Published by: Scholastic
Release Date: 04/1/2010
2010 Bank Street College of Education Best Books of the Year
A striking story about one girl's deadly secret...
Janie Ryman hates throwing up. So why does she binge eat and then stick her fingers down her throat several times a day? That’s what the doctors at Golden Slopes hope to help her discover. But first Janie must survive everyday conflicts between the Barfers and the Starvers, attempts by the head psychiatrist to fish painful memories out of her emotional waters, and shifts in friendships and alliances among the kids in the ward.
As a recovered bulimic myself, I feel very passionate about this story. I spent way too much of my life hating my body, and even though I'm about 30 pounds heavier than I was when I was a teenager, I like myself much better than when I had a "better" figure. It wasn't an easy journey to get where I am today, but it certainly was a worthwhile one.

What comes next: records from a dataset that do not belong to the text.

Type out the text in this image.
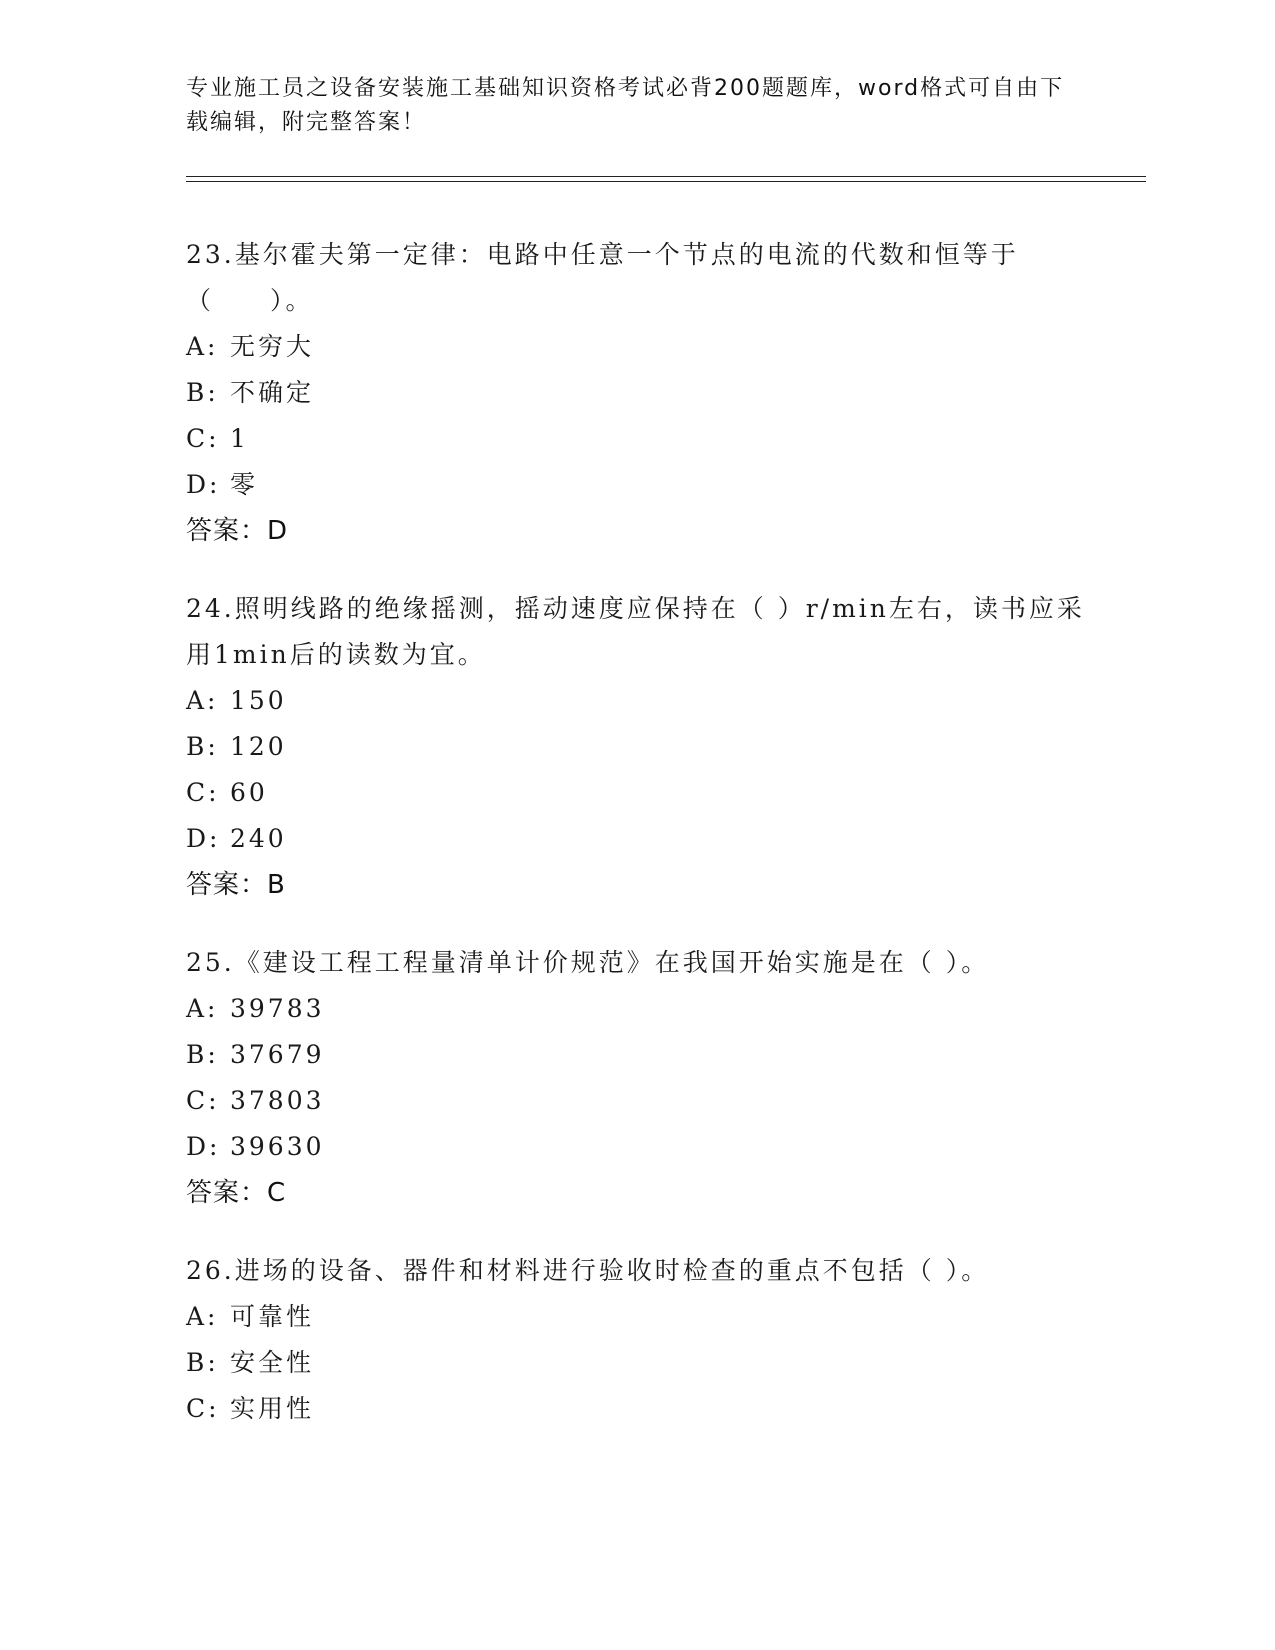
专业施工员之设备安装施工基础知识资格考试必背200题题库，word格式可自由下载编辑，附完整答案！
23.基尔霍夫第一定律：电路中任意一个节点的电流的代数和恒等于（　　）。
A: 无穷大
B: 不确定
C: 1
D: 零
答案：D
24.照明线路的绝缘摇测，摇动速度应保持在（ ）r/min左右，读书应采用1min后的读数为宜。
A: 150
B: 120
C: 60
D: 240
答案：B
25.《建设工程工程量清单计价规范》在我国开始实施是在（ ）。
A: 39783
B: 37679
C: 37803
D: 39630
答案：C
26.进场的设备、器件和材料进行验收时检查的重点不包括（ ）。
A: 可靠性
B: 安全性
C: 实用性
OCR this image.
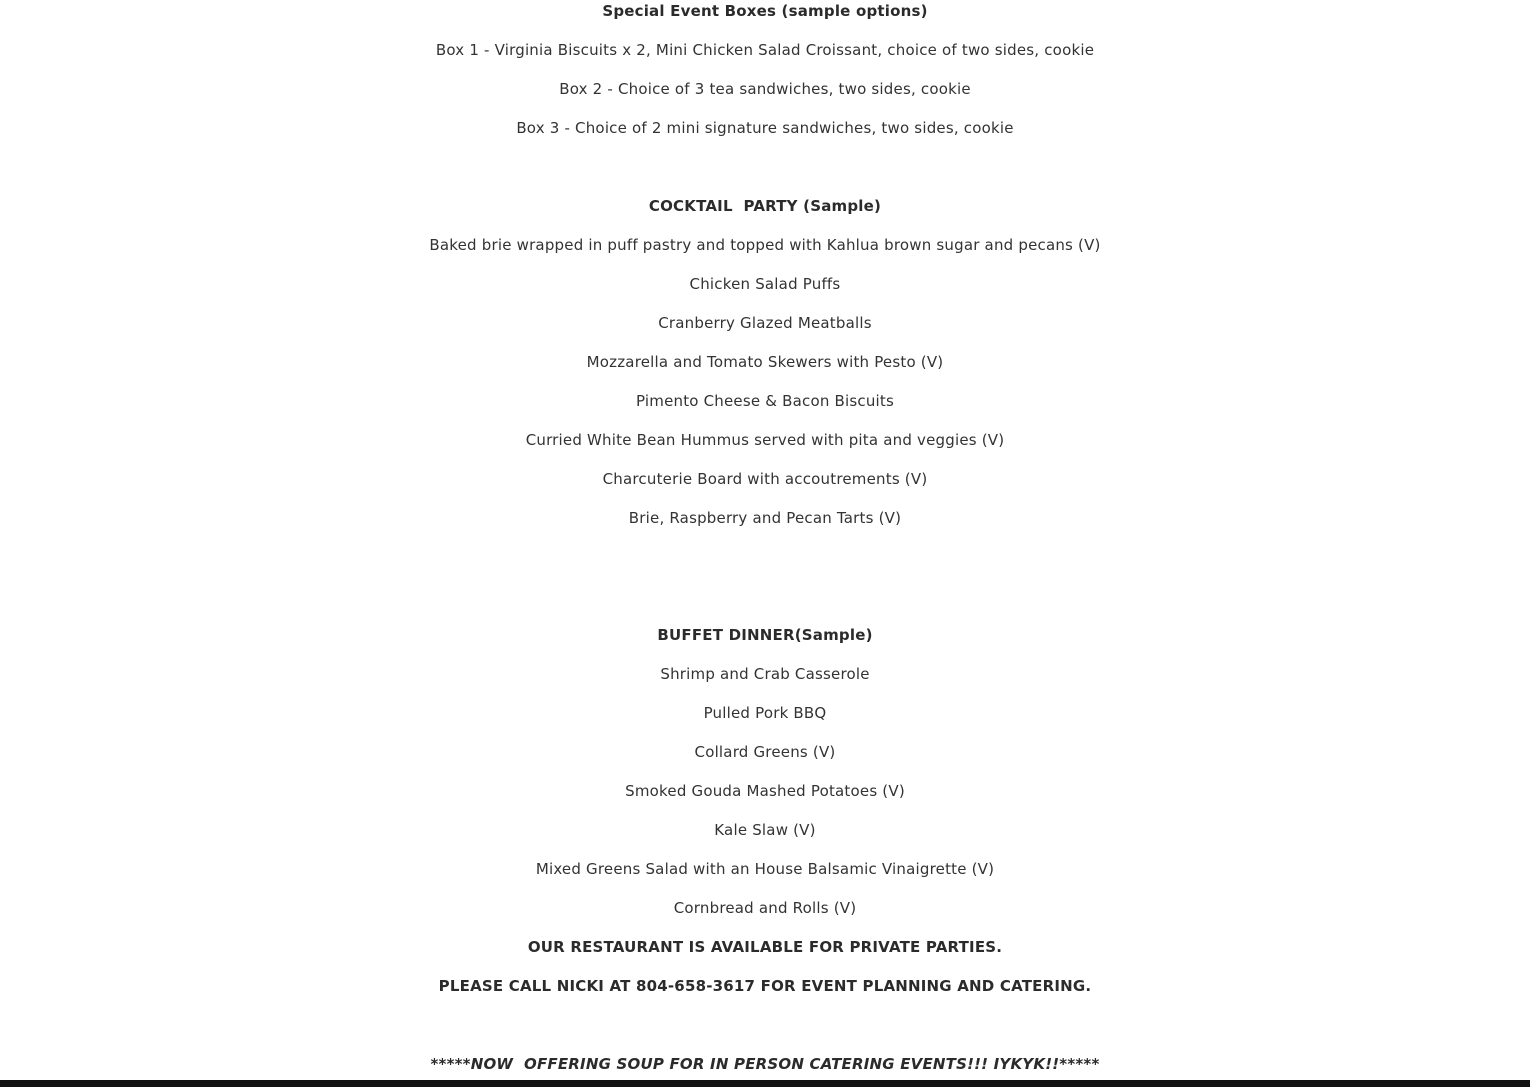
Special Event Boxes (sample options)
Box 1 - Virginia Biscuits x 2, Mini Chicken Salad Croissant, choice of two sides, cookie
Box 2 - Choice of 3 tea sandwiches, two sides, cookie
Box 3 - Choice of 2 mini signature sandwiches, two sides, cookie
COCKTAIL  PARTY (Sample)
Baked brie wrapped in puff pastry and topped with Kahlua brown sugar and pecans (V)
Chicken Salad Puffs
Cranberry Glazed Meatballs
Mozzarella and Tomato Skewers with Pesto (V)
Pimento Cheese & Bacon Biscuits
Curried White Bean Hummus served with pita and veggies (V)
Charcuterie Board with accoutrements (V)
Brie, Raspberry and Pecan Tarts (V)
BUFFET DINNER(Sample)
Shrimp and Crab Casserole
Pulled Pork BBQ
Collard Greens (V)
Smoked Gouda Mashed Potatoes (V)
Kale Slaw (V)
Mixed Greens Salad with an House Balsamic Vinaigrette (V)
Cornbread and Rolls (V)
OUR RESTAURANT IS AVAILABLE FOR PRIVATE PARTIES.
PLEASE CALL NICKI AT 804-658-3617 FOR EVENT PLANNING AND CATERING.
*****NOW  OFFERING SOUP FOR IN PERSON CATERING EVENTS!!! IYKYK!!*****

Part of the inspiration for the novel came from finding this picture of myself at 14. Looking at this picture as my forty-something year-old self, I thought, "Wow, I had a good figure."
But I still remember how I felt when I was the fourteen-year old girl in that picture. How I thought I was fat...and ugly.
Looking at the picture made me sad. Sad for my 14 year old self. Sad for all the other girls - and guys - who look in the mirror and hate what they see.
There's a line in "Lucky Man", by the Verve, that goes: "Happiness...Something in my own place, I'm stood here naked, Smiling, I feel no disgrace, With who I am." I remember listening to that over and over, wanting to feel that about myself.
Today I'm in that place. And you can be too.